And profiting from it

Reactions to Charlie Kirk’s assassination followed predictable patterns. Leaders of both major parties issued statements condemning the violence and offered condolences to Kirk’s young family.
“Below that seethed the eternal, inescapable culture war, each side excoriating the other,” Andrew Egger writes at The Bulwark. “It barely mattered how representative of their broader political cohorts these posters were; every American’s social-media algorithms made sure they got to see whichever ones would make them maddest.”

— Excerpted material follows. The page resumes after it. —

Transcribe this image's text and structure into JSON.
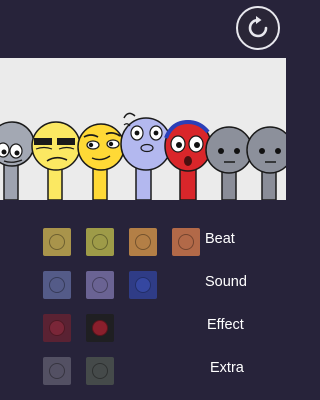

That is in itself a problem capitalism cannot and will not address. All the incentives in the attention economy support addicting social media users to agitation, anger, and resentment. Therein lies profit, dividends, career advancement. Not to pursue those is a crime against capitalism, a term found nowhere in our country’s founding documents. William Hogeland makes clear in “The Hamilton Scheme: An Epic Tale of Money and Power in the American Founding” that below the founders’ lofty rhetoric and the framers’ revolutionary government design, wealth accumulation drove men like Hamilton as much as idealistic concepts of equality for some.
Capitalism contains the seeds of its own destruction, Marx believed. But they grow slowly. We are reaping the harvest 250 years and a lot of technology and a widening wealth gap later.
There is also a widening gap in the behaviors on display between two major cable networks. Stockholders of both expect profits. But one constructed its business model directly on making its viewers angry and keeping them stewing. It’s turned Orwell’s Two Minutes Hate into 24-hour programming.
Egger observes:
Over on MSNBC, just minutes after the shooting, pundit Matthew Dowd ghoulishly rushed to lay the blame at Kirk’s own feet: “I always go back to, hateful thoughts lead to hateful words, which then lead to hateful actions.” (He was later fired from the network.) On Fox News, Jesse Watters seemed ready to anoint Kirk the first martyr of the second U.S. Civil War: “Whether we want to accept it or not, they are at war with us. And what are we going to do about it?” (He was not fired by his network.)
Firing Watters wouldn’t be profitable.